Trio of Doctors from The Steadman Clinic Traveled to China to Care for U.S. Ski & Snowboard Athletes at the 2022 Winter Olympic Games
Feb 16, 2022
Dr. Randy Viola, Dr. Tom Hackett and Dr. David Kuppersmith give The Steadman Clinic a strong presence in Beijing
VAIL, COLO. – Following in the tradition of The Steadman Clinic’s founder Dr. J. Richard Steadman, three doctors – two orthopaedic surgeons and one internal medicine specialist – from The Steadman Clinic traveled to Beijing, China to provide medical care and coverage for the U.S. Ski and Snowboard teams at the 2022 Winter Olympic Games, which began Feb. 4.
Surgeons Dr. Tom Hackett, Dr. Randy Viola, and internist Dr. David Kuppersmith are assisting the U.S. snow sports teams in roles defined by Dr. Steadman, who helped create the position of “team doctor” with the U.S. alpine teams back in the 1970s.

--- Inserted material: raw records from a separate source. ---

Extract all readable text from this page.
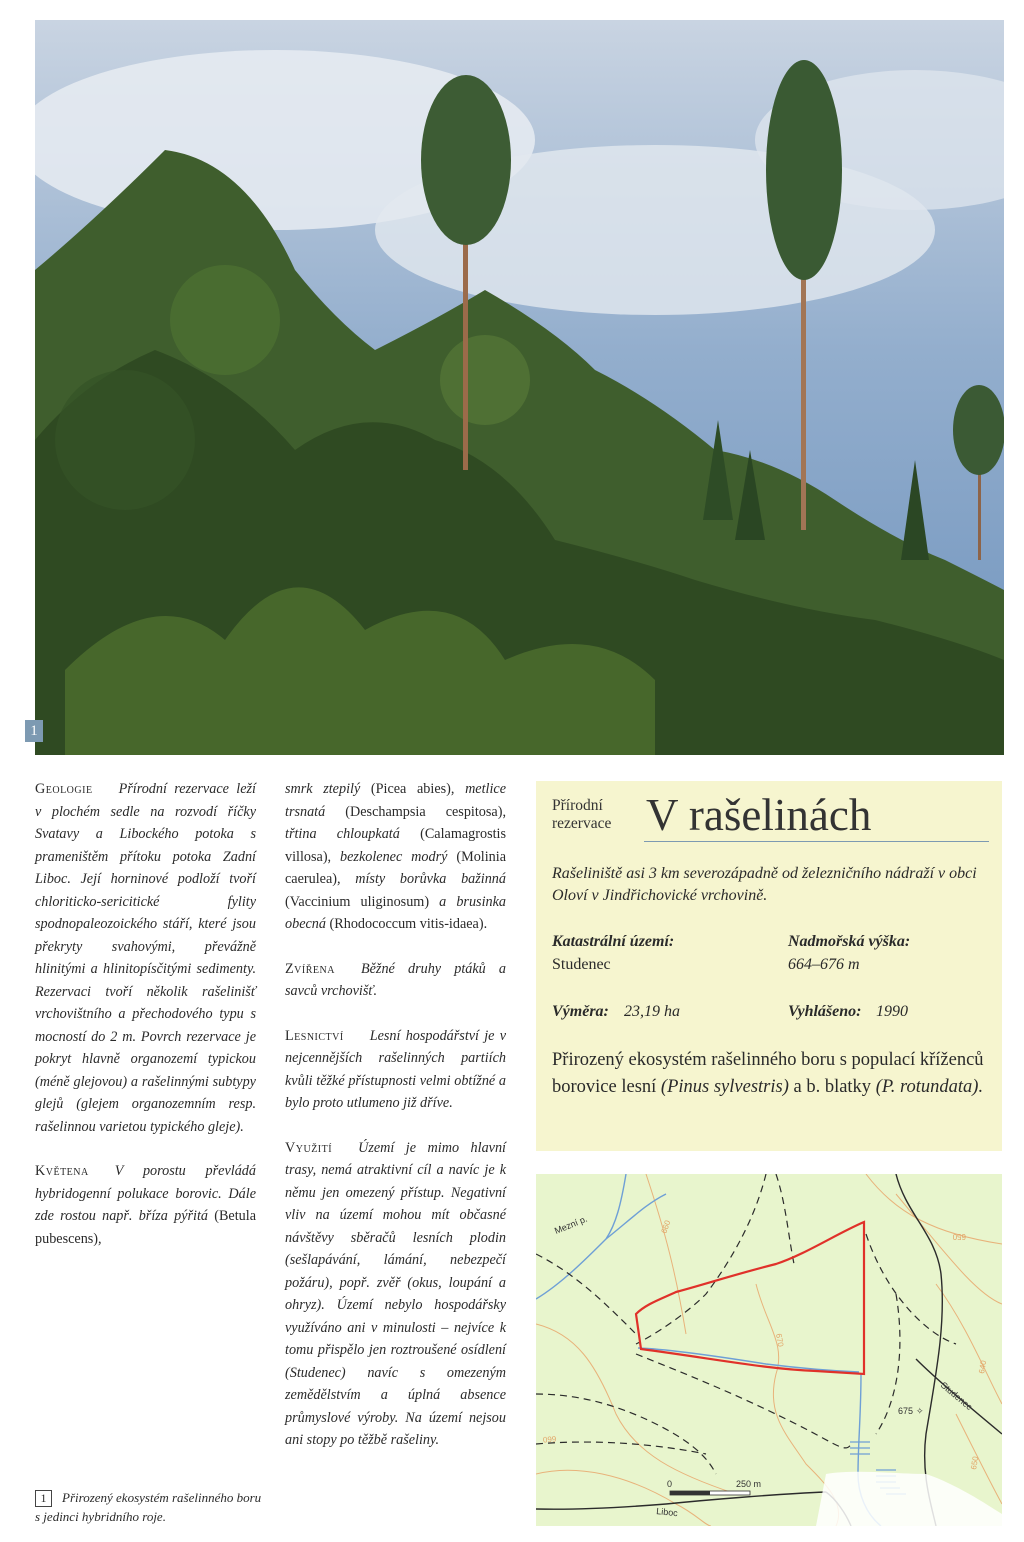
1

Geologie Přírodní rezervace leží v plochém sedle na rozvodí říčky Svatavy a Libockého potoka s prameništěm přítoku potoka Zadní Liboc. Její horninové podloží tvoří chloriticko-sericitické fylity spodnopaleozoického stáří, které jsou překryty svahovými, převážně hlinitými a hlinitopísčitými sedimenty. Rezervaci tvoří několik rašelinišť vrchovištního a přechodového typu s mocností do 2 m. Povrch rezervace je pokryt hlavně organozemí typickou (méně glejovou) a rašelinnými subtypy glejů (glejem organozemním resp. rašelinnou varietou typického gleje).

Květena V porostu převládá hybridogenní polukace borovic. Dále zde rostou např. bříza pýřitá (Betula pubescens),

smrk ztepilý (Picea abies), metlice trsnatá (Deschampsia cespitosa), třtina chloupkatá (Calamagrostis villosa), bezkolenec modrý (Molinia caerulea), místy borůvka bažinná (Vaccinium uliginosum) a brusinka obecná (Rhodococcum vitis-idaea).

Zvířena Běžné druhy ptáků a savců vrchovišť.

Lesnictví Lesní hospodářství je v nejcennějších rašelinných partiích kvůli těžké přístupnosti velmi obtížné a bylo proto utlumeno již dříve.

Využití Území je mimo hlavní trasy, nemá atraktivní cíl a navíc je k němu jen omezený přístup. Negativní vliv na území mohou mít občasné návštěvy sběračů lesních plodin (sešlapávání, lámání, nebezpečí požáru), popř. zvěř (okus, loupání a ohryz). Území nebylo hospodářsky využíváno ani v minulosti – nejvíce k tomu přispělo jen roztroušené osídlení (Studenec) navíc s omezeným zemědělstvím a úplná absence průmyslové výroby. Na území nejsou ani stopy po těžbě rašeliny.

1 Přirozený ekosystém rašelinného boru s jedinci hybridního roje.
Přírodní
rezervace V rašelinách
Rašeliniště asi 3 km severozápadně od železničního nádraží v obci Oloví v Jindřichovické vrchovině.
Katastrální území:
Studenec
Nadmořská výška:
664–676 m
Výměra: 23,19 ha	Vyhlášeno: 1990
Přirozený ekosystém rašelinného boru s populací kříženců borovice lesní (Pinus sylvestris) a b. blatky (P. rotundata).
0	250 m
Mezní p.
Studenec
Liboc
675 ✧
660
670
650
640
660
650
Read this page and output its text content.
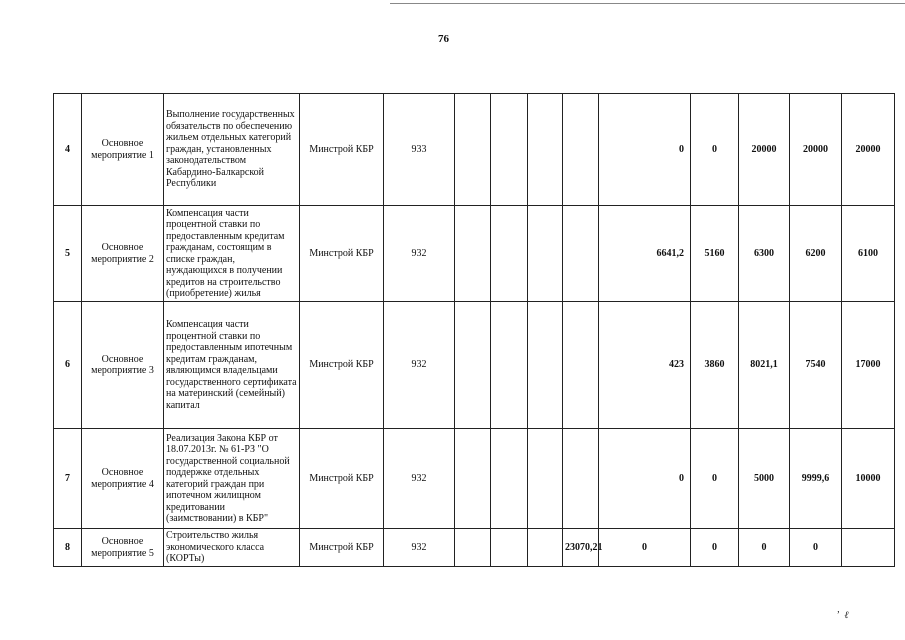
76
4	Основное мероприятие 1	Выполнение государственных обязательств по обеспечению жильем отдельных категорий граждан, установленных законодательством Кабардино-Балкарской Республики	Минстрой КБР	933					0	0	20000	20000	20000
5	Основное мероприятие 2	Компенсация части процентной ставки по предоставленным кредитам гражданам, состоящим в списке граждан, нуждающихся в получении кредитов на строительство (приобретение) жилья	Минстрой КБР	932					6641,2	5160	6300	6200	6100
6	Основное мероприятие 3	Компенсация части процентной ставки по предоставленным ипотечным кредитам гражданам, являющимся владельцами государственного сертификата на материнский (семейный) капитал	Минстрой КБР	932					423	3860	8021,1	7540	17000
7	Основное мероприятие 4	Реализация Закона КБР от 18.07.2013г. № 61-РЗ "О государственной социальной поддержке отдельных категорий граждан при ипотечном жилищном кредитовании (заимствовании) в КБР"	Минстрой КБР	932					0	0	5000	9999,6	10000
8	Основное мероприятие 5	Строительство жилья экономического класса (КОРТы)	Минстрой КБР	932				23070,21	0	0	0	0	
ʼ  ℓ
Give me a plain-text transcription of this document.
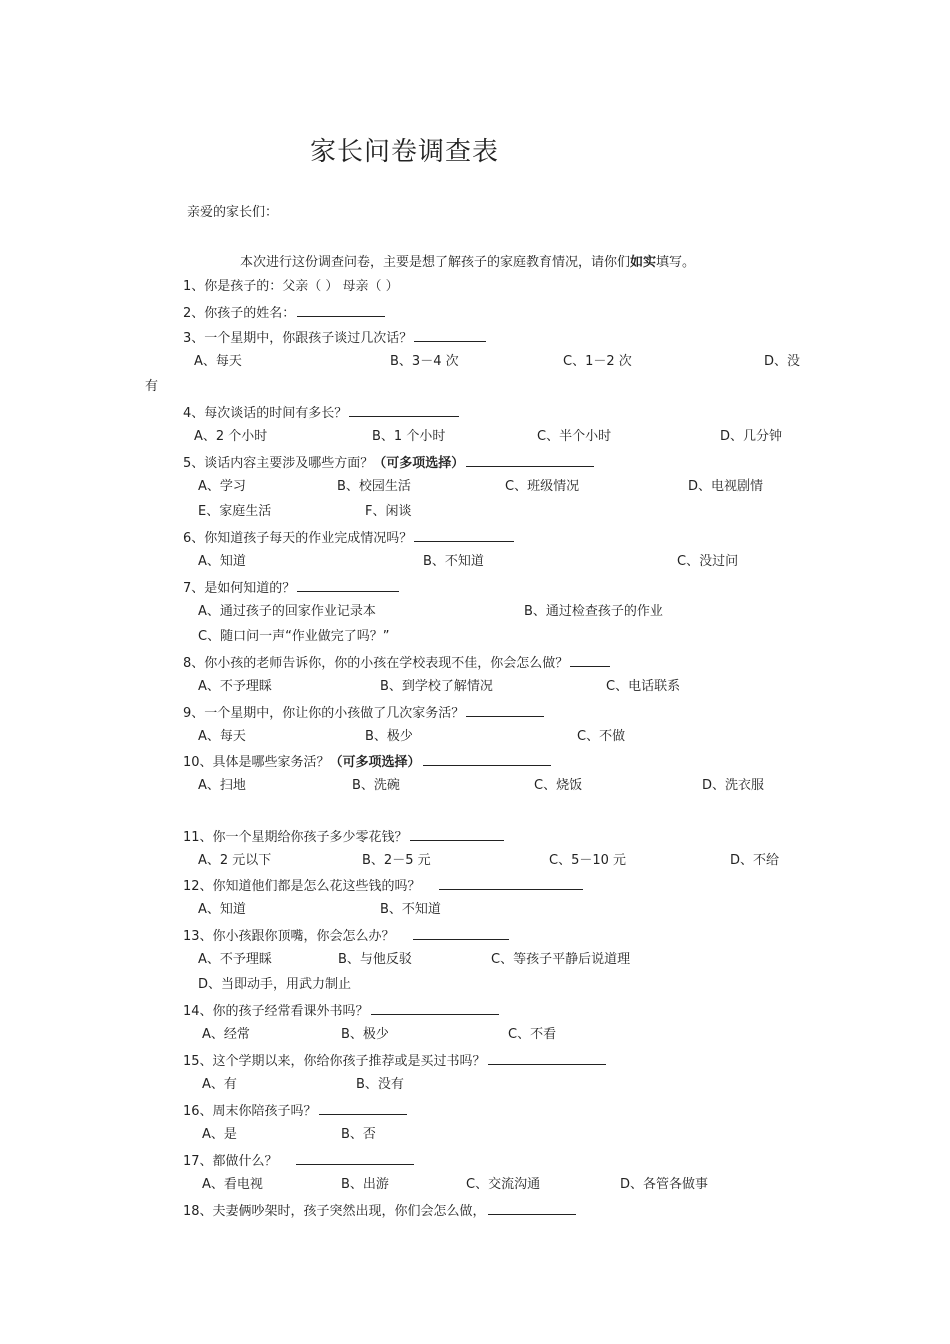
家长问卷调查表
亲爱的家长们：
本次进行这份调查问卷，主要是想了解孩子的家庭教育情况，请你们如实填写。
1、你是孩子的：父亲（ ） 母亲（ ）
2、你孩子的姓名：
3、一个星期中，你跟孩子谈过几次话？
A、每天	B、3－4 次	C、1－2 次	D、没
有
4、每次谈话的时间有多长？
A、2 个小时	B、1 个小时	C、半个小时	D、几分钟
5、谈话内容主要涉及哪些方面？（可多项选择）
A、学习	B、校园生活	C、班级情况	D、电视剧情
E、家庭生活	F、闲谈
6、你知道孩子每天的作业完成情况吗？
A、知道	B、不知道	C、没过问
7、是如何知道的？
A、通过孩子的回家作业记录本	B、通过检查孩子的作业
C、随口问一声“作业做完了吗？”
8、你小孩的老师告诉你，你的小孩在学校表现不佳，你会怎么做？
A、不予理睬	B、到学校了解情况	C、电话联系
9、一个星期中，你让你的小孩做了几次家务活？
A、每天	B、极少	C、不做
10、具体是哪些家务活？（可多项选择）
A、扫地	B、洗碗	C、烧饭	D、洗衣服
11、你一个星期给你孩子多少零花钱？
A、2 元以下	B、2－5 元	C、5－10 元	D、不给
12、你知道他们都是怎么花这些钱的吗？
A、知道	B、不知道
13、你小孩跟你顶嘴，你会怎么办？
A、不予理睬	B、与他反驳	C、等孩子平静后说道理
D、当即动手，用武力制止
14、你的孩子经常看课外书吗？
A、经常	B、极少	C、不看
15、这个学期以来，你给你孩子推荐或是买过书吗？
A、有	B、没有
16、周末你陪孩子吗？
A、是	B、否
17、都做什么？
A、看电视	B、出游	C、交流沟通	D、各管各做事
18、夫妻俩吵架时，孩子突然出现，你们会怎么做，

For Dr. Hackett, this marks his fourth straight Winter Games as he previously joined the U.S. teams in Vancouver, Canada in 2010, Sochi, Russia in 2014 and Pyeongchang, South Korea in 2018. Dr. Viola made his second straight Olympic journey after traveling to South Korea four years ago, while Dr. Kuppersmith is part of the Olympic experience for the first time.
“This is really (Dr. Steadman’s) legacy and we would not be doing this if it was not for ‘Steady’ and the relationships that he created and the culture that he developed with international ski competitions back in his day,” said Dr. Hackett. “This is really his legacy and now three of us from The Steadman Clinic are going. We will really have a strong presence at this one.”
Between 1971 and 1973, Dr. Steadman was asked by the U.S. Ski Team to join its doctors' pool, which covered races in the U.S. and Canada. In 1976, he was named Chief Physician for the U.S. Ski Team and became a fixture at Olympic and World Cup skiing events. In the late '70s, he volunteered his services at what became the first ever U.S. Olympic training center in Squaw Valley, California.
Dr. Steadman retired from his practice in 2014 but remains a familiar face in Vail and is revered in the sporting community around the world.
“Many of the coaches and the athletes who know Dr. Steadman or have been worked on by Dr. Steadman, when they hear his name, their eyes always light up,” continued Dr. Viola. “I think Doc Steadman was actually better known in Europe than he was in the United States because he took care of and treated so many of Europe’s star soccer players and almost all of the major World Cup skiers.”
With the example set by Dr. Steadman, the three TSC physicians know what their roles are in Beijing and realize the challenges ahead with COVID-19 and its continuing effects on the world over the last two years.
“The biggest side effect of COVID has been the lack of being able to be onsite ahead of time to do all of the necessary planning,” said Dr. Hackett.
Dr. Hackett and other USOPC staffers did have the opportunity to visit Beijing and start medical care preparations for the 2022 Games back in 2020, but the emergence of the pandemic halted those onsite visits. Still, the staff was confident that the medical facilities would be ready for an Olympic Games met with health challenges that have not been present in the past.
Dr. Viola took another look at how COVID-19 is affecting these Games and how it challenges the Olympic athletes in a critical way.
“Most of these sports are very different than other sports,” said Dr. Viola. “For instance, if you’re a football player dealing with a COVID infection, you might miss a game or two. But when you are in the Olympics you really only have one shot to make your statement every four years. If you miss that one brief window, you may never get another chance. The stakes are very high for Olympic athletes.”
Dr. Hackett and Dr. Viola’s responsibilities at the Games are expanded from their normal routines in Vail.
“I’m an orthopaedic surgeon but most of what I do at these Games is not surgery, it’s general medicine,” said Dr. Hackett. “It’s everything from coughs and sniffles to everything you can imagine. It’s not just the athletes, we end up taking care of the staff, the coaches, the NBC team, the production people, and the camera operators.”
With that extra duty in mind, coupled with the health and medical challenges presented by COVID-19, it certainly makes Dr. Kuppersmith’s role as an internal medicine specialist more important at these Olympics. Every “cough and sniffle” will grab more attention and require more focus than in the past.
“COVID has certainly brought many medical and logistical challenges over the last two years,” said Dr. Kuppersmith, “but I’m looking forward to joining my colleagues in Beijing. I am so humbled to be a part of this team. It is such a tremendous honor and privilege to represent The Steadman Clinic and carry-on Dr. Steadman’s legacy.”
The Steadman Clinic trio of doctors – along with their physician colleagues from the USOPC – look forward to the opportunity to help the American teams’ cause.
“I’ve always looked at working the Olympics as a service,” said Dr. Hackett. “We’re not serving our military, but we can still serve our country in a way by taking care of our U.S. athletes when they are over there. We are there to advocate for our athletes in the unlikely event that they get hurt.”